La reprise d’entreprises en difficulté peut être une bonne affaire. Il faut reprendre avant la cessation de paiement, dans le cadre d’un plan de cession, de redressement ou de liquidation. En France, il y a 50 000 cessations ou cessions par an pour 7 000 reprises. En général, l’entrepreneur cède à regret. Le gros avantage est que sa valorisation ne correspond pas au prix proposé, mais il doit néanmoins être sérieux. Pour racheter une société en difficulté, il faut en premier très bien s’informé sur son état. Dans un plan de cession, on rachète le capital ; les dettes sont effacées. La fiscalité peut être favorable, et donc un levier supplémentaire pour l’acquéreur.
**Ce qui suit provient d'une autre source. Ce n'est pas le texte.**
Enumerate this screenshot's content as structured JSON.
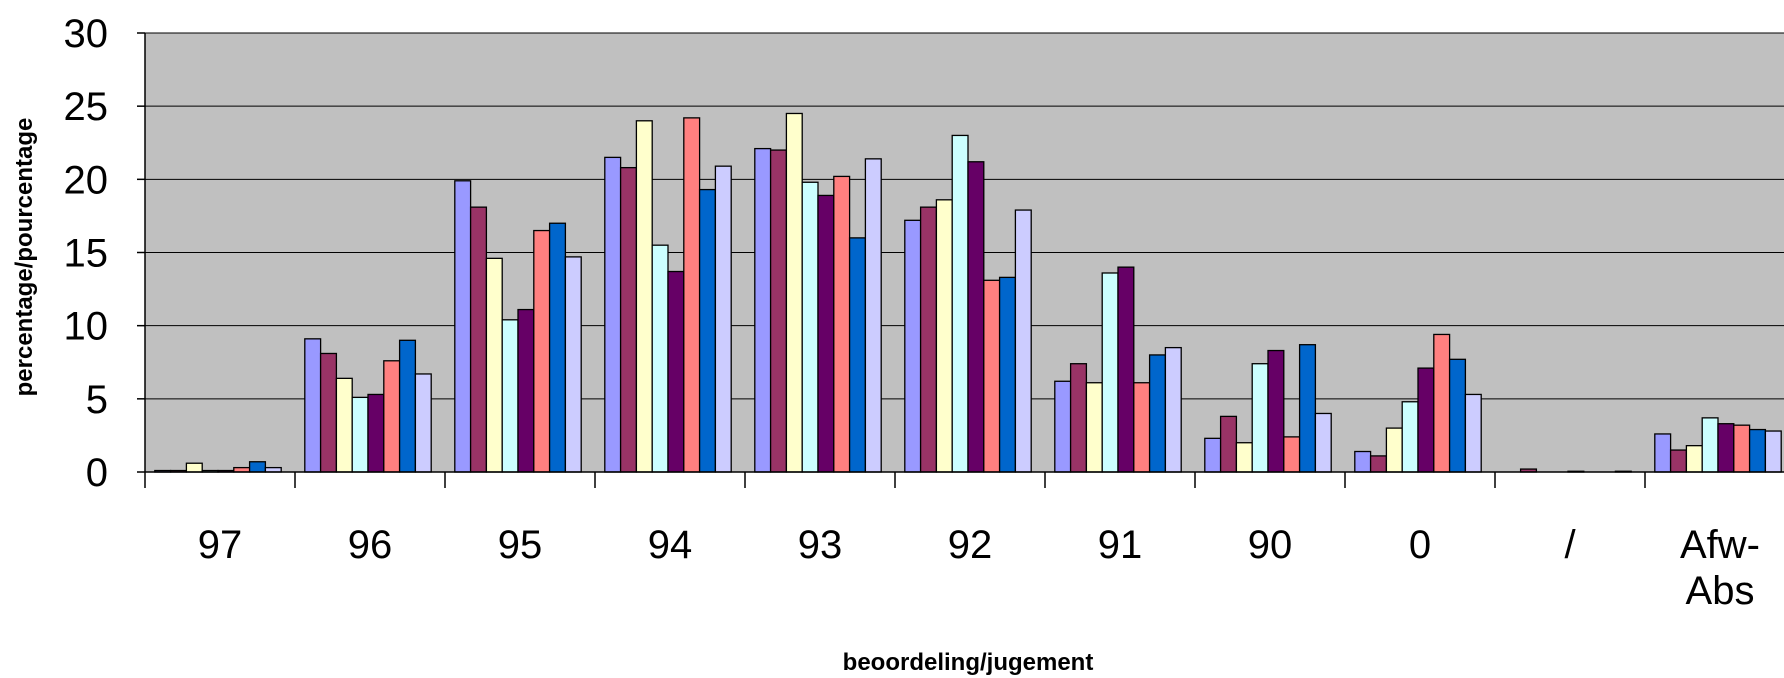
{
  "chart_data": {
    "type": "bar",
    "title": "",
    "xlabel": "beoordeling/jugement",
    "ylabel": "percentage/pourcentage",
    "ylim": [
      0,
      30
    ],
    "yticks": [
      0,
      5,
      10,
      15,
      20,
      25,
      30
    ],
    "grid": true,
    "categories": [
      [
        "97"
      ],
      [
        "96"
      ],
      [
        "95"
      ],
      [
        "94"
      ],
      [
        "93"
      ],
      [
        "92"
      ],
      [
        "91"
      ],
      [
        "90"
      ],
      [
        "0"
      ],
      [
        "/"
      ],
      [
        "Afw-",
        "Abs"
      ]
    ],
    "series": [
      {
        "color": "#9999FF",
        "values": [
          0.1,
          9.1,
          19.9,
          21.5,
          22.1,
          17.2,
          6.2,
          2.3,
          1.4,
          0.0,
          2.6
        ]
      },
      {
        "color": "#993366",
        "values": [
          0.1,
          8.1,
          18.1,
          20.8,
          22.0,
          18.1,
          7.4,
          3.8,
          1.1,
          0.2,
          1.5
        ]
      },
      {
        "color": "#FFFFCC",
        "values": [
          0.6,
          6.4,
          14.6,
          24.0,
          24.5,
          18.6,
          6.1,
          2.0,
          3.0,
          0.0,
          1.8
        ]
      },
      {
        "color": "#CCFFFF",
        "values": [
          0.1,
          5.1,
          10.4,
          15.5,
          19.8,
          23.0,
          13.6,
          7.4,
          4.8,
          0.0,
          3.7
        ]
      },
      {
        "color": "#660066",
        "values": [
          0.1,
          5.3,
          11.1,
          13.7,
          18.9,
          21.2,
          14.0,
          8.3,
          7.1,
          0.05,
          3.3
        ]
      },
      {
        "color": "#FF8080",
        "values": [
          0.3,
          7.6,
          16.5,
          24.2,
          20.2,
          13.1,
          6.1,
          2.4,
          9.4,
          0.0,
          3.2
        ]
      },
      {
        "color": "#0066CC",
        "values": [
          0.7,
          9.0,
          17.0,
          19.3,
          16.0,
          13.3,
          8.0,
          8.7,
          7.7,
          0.0,
          2.9
        ]
      },
      {
        "color": "#CCCCFF",
        "values": [
          0.3,
          6.7,
          14.7,
          20.9,
          21.4,
          17.9,
          8.5,
          4.0,
          5.3,
          0.05,
          2.8
        ]
      }
    ],
    "colors": {
      "plot_background": "#C0C0C0",
      "gridline": "#000000",
      "bar_outline": "#000000"
    }
  }
}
Le prix offert n’est pas essentiel, ce sont les perspectives d’avenir à donner et bien sûr le nombre d’emplois sauvés. L’inconvénient, c’est qu’il y a de la concurrence. Quand quelqu’un s’engage, il ne peut pas se rétracter. L’offre est modifiable mais toujours en faveur de l’entreprise. Un salarié de l’entreprise ne peut prétendre à sa reprise. 40% des contentieux sont des dépôts de bilan, dus pour un tiers à des causes accidentelles, -des créations ayant deux ou trois ans, des transmissions non préparées, des erreurs de gestion, mésentente entre dirigeants-. Les deux tiers restant sont dus à des difficultés financières, le repreneur n’ayant pas d’expérience. Une reprise s’effectue entre un et deux mois, pendant lesquels un diagnostic est dressé.La transmission familiale doit être réfléchie. Cette démarche ne s’improvise pas. Elle doit se régler de la même façon que les autres cas évoqués ci-dessus ; à savoir sa valorisation, son avenir, sa rentabilité etc. même s’il s’agit de donation ou donation partage, avec engagement collectif de conservation des titres quand c’est une holding. Les acteurs impliqués sont essentiellement les notaires, conseillers patrimoniaux indépendants, et la CCI qui a en son sein un service compétent en la matière. Un atelier a été consacré à la création ou reprise d’entreprises par des demandeurs d’emploi, qui peuvent bénéficier d’exonération de charges sociales, de prêt à taux zéro, d’accompagnement dans le suivi du projet, le cumul avec les allocations chômage. Un autre atelier traitant de la transmission subie, suite au décès de son dirigeant, a insisté sur l’importance de préparer sa succession même si la personne est en bonne santé. Ce fut une matinée riche d’enseignements, avec une approche concrète des différentes situations.